En algún lugar, hay un buen puñado de almas esperando esa chispa necesaria que prenda la necesidad de vivir. Y no está mal ser un mentor de una de ellas para que se encuentre aquello que no es que sea un objetivo en la vida, sino el gusto de vivirla. Puede que la muerte sea una visitante siempre inoportuna que obliga a la coda final y se desee volver para que los sueños, al menos por una vez, se conviertan en realidad. Para ello, hay que regresar a lo que se hizo mal, hay que elegir, hay que intentar ese instante para el que has trabajado durante toda tu existencia. Y, también, puede ser que ese momento tan deseado, tan soñado, sea mucho más grande en la imaginación que en la vida. La renuncia también es una improvisación que merece la pena. Y suele ser tan buena que, a menudo, resulta toda una inspiración.

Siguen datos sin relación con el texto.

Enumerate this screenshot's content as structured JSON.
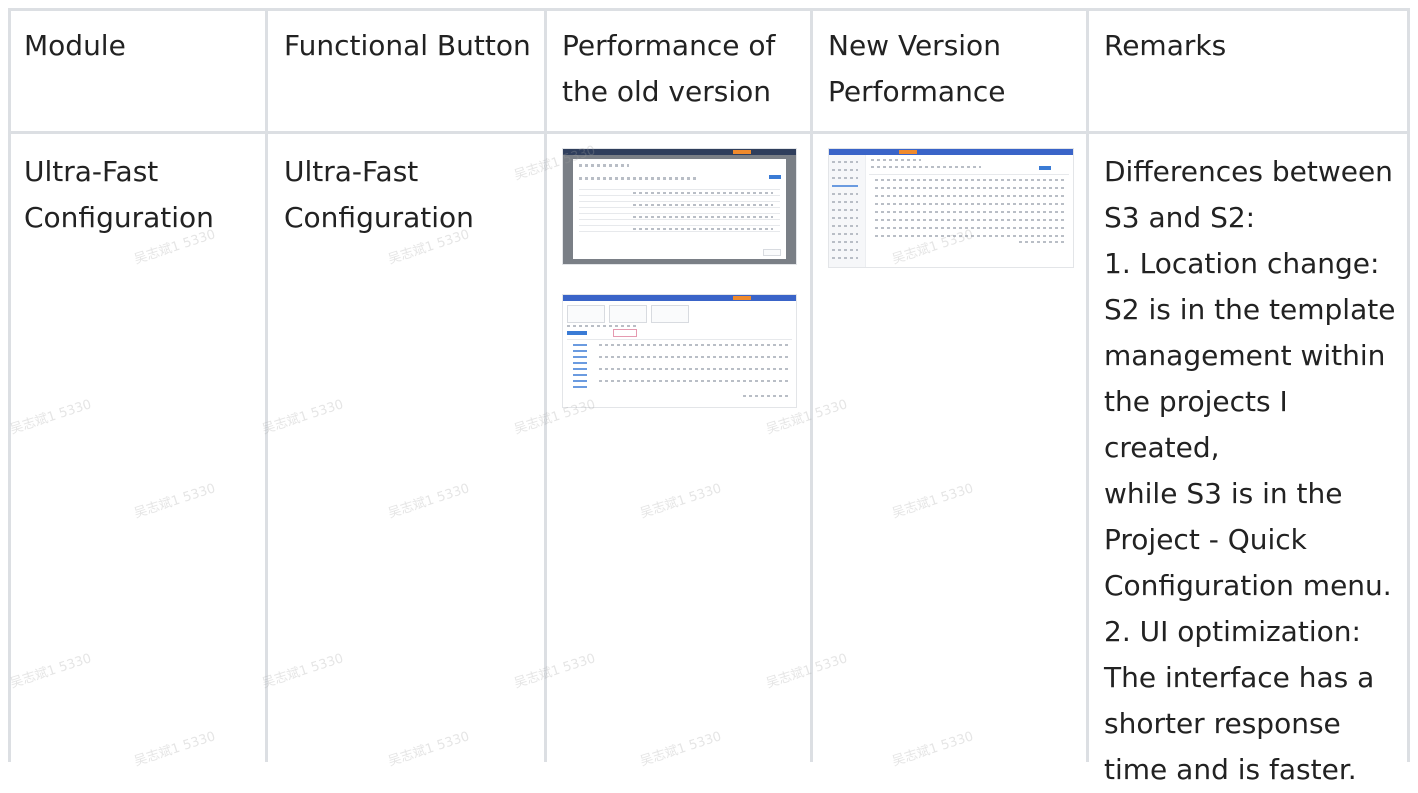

En algún lugar suenan las más fabulosas melodías en plena interpretación, allí, donde el alma se refugia a medio camino entre la vida terrenal y la espiritual. También es posible, si miramos bien, distinguir una buena cantidad de almas perdidas por la obsesión y el desperdicio vital. Son muertes en vida y vidas en muerte. Son entes que han perdido su chispa y, en muchas ocasiones, ni siquiera se han dado cuenta. Las almas que esperan aún por nacer juegan y tienen poca personalidad porque aún no se les ha asignado una. Según parece, hay demasiadas que son enviadas a visitar el egocentrismo y eso hace que la vida sea algo peor. La melodía sigue su curso y espera su improvisación, su momento de magia, la certeza de que vivir merece la pena por alguna razón que se escoge cuando todavía no se ha bajado al mundo. Las luces se apagan, la oscuridad sólo se hiere por un solitario foco por el que nadan nubes de humo, un contrabajo comienza a sugerir un ritmo, la percusión va por su lado, el saxo tenor da la entrada y las teclas del piano parecen emitir sonidos por sí solas porque, en el fondo, son caricias sobre la inmortalidad. Es alimento para el alma hambrienta. Es el espíritu, que trata de tomar forma. Es la persona, que vuela sobre la belleza, sobre la alegría, sobre las ganas de que haya un día siguiente.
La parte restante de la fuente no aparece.